“I want to control the narrative,” I corrected, meeting his gaze. “We flipped the narrative that the Olympus Royale is a dangerous place to ‘Olympus Royale leadership is accessible, engaged, and confident enough to show their faces all over this city.’”
“The fire rescue posts already did that,” Orion pointed out.
“Those posts made you heroes. This makes you human.” I pulled up my engagement analytics. “Look at the comments. People aren’t just impressed—they’re invested. They want to know you. They want to feel like they’re part of your world. This tour gives them that access while we maintain complete control of the content.”
I clicked through slides showing projected reach, algorithm optimization strategies, hashtag targeting, and real-time engagement tactics. With each slide, I could see Orion’s posture shift from skeptical to considering.
“Security concerns?” he asked, looking at Ares.
“If we control locations, timing, and post advance teams—manageable,” Ares admitted in a grudging tone.
“Regulatory concerns?”
“We’re promoting our business,” I said. “Gaming credits as prizes are standard industry practice. Kurt Wilder can’t touch this without looking like he’s targeting us specifically.”
“But in other venues?” Ares said with skepticism.
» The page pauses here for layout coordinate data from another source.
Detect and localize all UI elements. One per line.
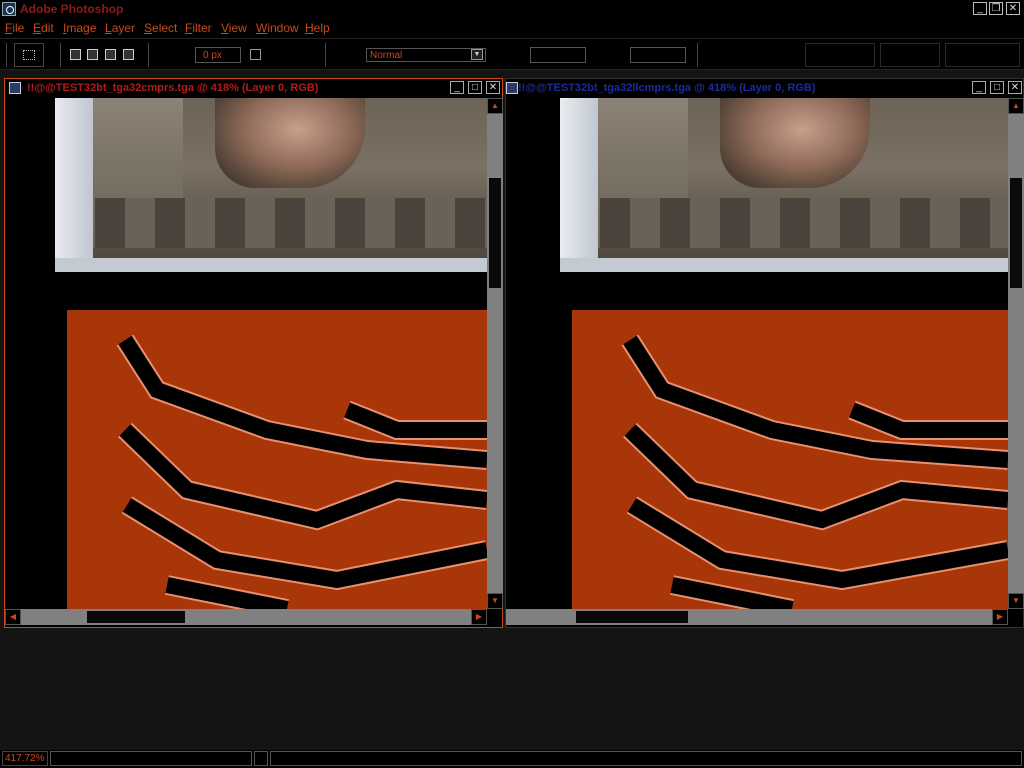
- style-select[interactable]: Normal ▼: [366, 48, 486, 62]
- minimize-icon[interactable]: _: [450, 81, 464, 94]
- vertical-scrollbar[interactable]: ▲ ▼: [1008, 98, 1024, 609]
- horizontal-scroll-thumb[interactable]: [576, 611, 688, 623]
- menu-help[interactable]: Help: [305, 21, 330, 35]
- photoshop-app-icon[interactable]: [2, 2, 16, 16]
- image-canvas[interactable]: [5, 98, 487, 609]
- options-divider: [148, 43, 150, 67]
- palette-well-tab[interactable]: [945, 43, 1020, 67]
- rectangular-marquee-icon: [23, 50, 35, 60]
- arrow-down-icon[interactable]: ▼: [487, 593, 503, 609]
- horizontal-scroll-thumb[interactable]: [87, 611, 185, 623]
- menu-file[interactable]: File: [5, 21, 24, 35]
- maximize-icon[interactable]: □: [990, 81, 1004, 94]
- document-icon: [506, 82, 518, 94]
- orange-panel: [572, 310, 1008, 609]
- maximize-icon[interactable]: □: [468, 81, 482, 94]
- painting-frieze: [600, 198, 1008, 248]
- document-title: !!@@TEST32bt_tga32cmprs.tga @ 418% (Laye…: [27, 82, 319, 94]
- orange-panel: [67, 310, 487, 609]
- options-divider: [325, 43, 327, 67]
- minimize-icon[interactable]: _: [972, 81, 986, 94]
- status-menu-button[interactable]: [254, 751, 268, 766]
- title-bar: Adobe Photoshop _ ❐ ✕: [0, 0, 1024, 18]
- arrow-right-icon[interactable]: ▶: [992, 609, 1008, 625]
- tool-preset-picker[interactable]: [14, 43, 44, 67]
- painting-frame: [55, 98, 93, 272]
- menu-select[interactable]: Select: [144, 21, 177, 35]
- options-bar: 0 px Normal ▼: [0, 38, 1024, 70]
- minimize-icon[interactable]: _: [973, 2, 987, 15]
- status-bar: 417.72%: [0, 750, 1024, 768]
- chevron-down-icon[interactable]: ▼: [471, 49, 483, 60]
- document-window-1[interactable]: !!@@TEST32bt_tga32cmprs.tga @ 418% (Laye…: [4, 78, 503, 628]
- feather-field[interactable]: 0 px: [195, 47, 241, 63]
- close-icon[interactable]: ✕: [1008, 81, 1022, 94]
- vertical-scroll-thumb[interactable]: [489, 178, 501, 288]
- document-title: !!@@TEST32bt_tga32llcmprs.tga @ 418% (La…: [518, 82, 816, 94]
- image-canvas[interactable]: [506, 98, 1008, 609]
- menu-window[interactable]: Window: [256, 21, 299, 35]
- document-window-2[interactable]: !!@@TEST32bt_tga32llcmprs.tga @ 418% (La…: [505, 78, 1024, 628]
- horizontal-scrollbar[interactable]: ◀ ▶: [5, 609, 487, 625]
- app-title: Adobe Photoshop: [20, 2, 124, 16]
- menu-bar: File Edit Image Layer Select Filter View…: [0, 18, 1024, 38]
- restore-icon[interactable]: ❐: [989, 2, 1003, 15]
- palette-well-tab[interactable]: [880, 43, 940, 67]
- painting-frame: [55, 258, 487, 272]
- palette-well-tab[interactable]: [805, 43, 875, 67]
- vertical-scrollbar[interactable]: ▲ ▼: [487, 98, 503, 609]
- document-info-field[interactable]: [50, 751, 252, 766]
- wing-graphic: [116, 334, 487, 609]
- wing-graphic: [621, 334, 1008, 609]
- painting-figure: [720, 98, 870, 188]
- arrow-down-icon[interactable]: ▼: [1008, 593, 1024, 609]
- menu-layer[interactable]: Layer: [105, 21, 135, 35]
- painting-frieze: [95, 198, 487, 248]
- anti-alias-checkbox[interactable]: [250, 49, 261, 60]
- arrow-up-icon[interactable]: ▲: [487, 98, 503, 114]
- close-icon[interactable]: ✕: [1006, 2, 1020, 15]
- feather-value: 0 px: [203, 50, 222, 61]
- status-message-field: [270, 751, 1022, 766]
- painting-frame: [560, 258, 1008, 272]
- subtract-from-selection-icon[interactable]: [105, 49, 116, 60]
- painting-image: [55, 98, 487, 272]
- add-to-selection-icon[interactable]: [87, 49, 98, 60]
- painting-figure: [215, 98, 365, 188]
- menu-view[interactable]: View: [221, 21, 247, 35]
- options-grip[interactable]: [6, 43, 8, 67]
- photoshop-window: Adobe Photoshop _ ❐ ✕ File Edit Image La…: [0, 0, 1024, 768]
- arrow-left-icon[interactable]: ◀: [5, 609, 21, 625]
- width-field[interactable]: [530, 47, 586, 63]
- menu-edit[interactable]: Edit: [33, 21, 54, 35]
- vertical-scroll-thumb[interactable]: [1010, 178, 1022, 288]
- close-icon[interactable]: ✕: [486, 81, 500, 94]
- document-title-bar[interactable]: !!@@TEST32bt_tga32llcmprs.tga @ 418% (La…: [506, 79, 1023, 98]
- height-field[interactable]: [630, 47, 686, 63]
- options-divider: [697, 43, 699, 67]
- options-divider: [60, 43, 62, 67]
- painting-image: [560, 98, 1008, 272]
- painting-frame: [560, 98, 598, 272]
- new-selection-icon[interactable]: [70, 49, 81, 60]
- document-title-bar[interactable]: !!@@TEST32bt_tga32cmprs.tga @ 418% (Laye…: [5, 79, 502, 98]
- horizontal-scrollbar[interactable]: ▶: [506, 609, 1008, 625]
- document-icon: [9, 82, 21, 94]
- arrow-right-icon[interactable]: ▶: [471, 609, 487, 625]
- menu-image[interactable]: Image: [63, 21, 96, 35]
- intersect-selection-icon[interactable]: [123, 49, 134, 60]
- zoom-level-field[interactable]: 417.72%: [2, 751, 48, 766]
- menu-filter[interactable]: Filter: [185, 21, 212, 35]
- arrow-up-icon[interactable]: ▲: [1008, 98, 1024, 114]
- style-value: Normal: [370, 50, 403, 61]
“We’ll hand them out on the public sidewalk as we exit.”
“That opens up counterfeiting.”
“I thought of that. We don’t give out actual chips but coupons for chips, and use registration numbers on the coupons. And thebeauty is that we get to take pictures of the recipients, so we get instant verification upon redemption.”
Orion’s lips twitched. Almost a smile. “And the ROI?”
“Hundreds of thousands of impressions within hours. Booking inquiries from people who want to stay where the ‘heroes’ work. Media coverage we don’t have to pay for. And most importantly—” I met each of their eyes in turn. “You get to reshape how Vegas sees you. Not as distant billionaires, but as leaders people want to support.”
Silence stretched for three heartbeats.
Then Leo stood. “I’m in.”
“Of course you are,” Ares muttered.
“Orion?” I asked.
He studied me for a long moment, and I wondered if he was seeing the woman who’d texted him suggestively this morning or the professional who’d just pitched her ass off. Maybe both.
“Let’s do it,” he said. “But we go live tonight. No time for people to overthink or talk themselves out of it.”
“Immediately?” Ares looked like he wanted to argue, but Orion held up his hand.
“Tashi’s right about controlling the narrative.” Orion grabbed his suit jacket. “We move now, we move decisively, and we show Vegas that the Olympus Royale isn’t hiding from anything.”
At eight p.m. I stepped out of the hotel’s front entrance and stopped short.
The three of them stood by the limo, and for a moment I forgot how to breathe.
They’d dressed for going out—not in the tailored business suits I’d gotten used to but in clothes that straddled the line between casual and expensive in a way only rich men could pull off.
Orion wore a navy jacquard dinner jacket over a gray silk shirt, paired with charcoal cashmere slacks. As always, he exuded elegance and control.
Ares had gone for a black sport coat with subtle leopard jacquard that caught the light when he moved, paired with dark slacks and boots that probably cost more than my rent. Understated but unmistakably predatory.
Leo stood between them in a navy dinner jacket with gold embroidered florals catching the light—baroque and bold. Underneath, a crisp white shirt, and tailored dark slacks. He looked as if he’d stepped off a red carpet.
They looked like an ad campaign for sin.
Leo spotted me first. A slow grin spread across his face as he let out a low whistle. “Look at you.”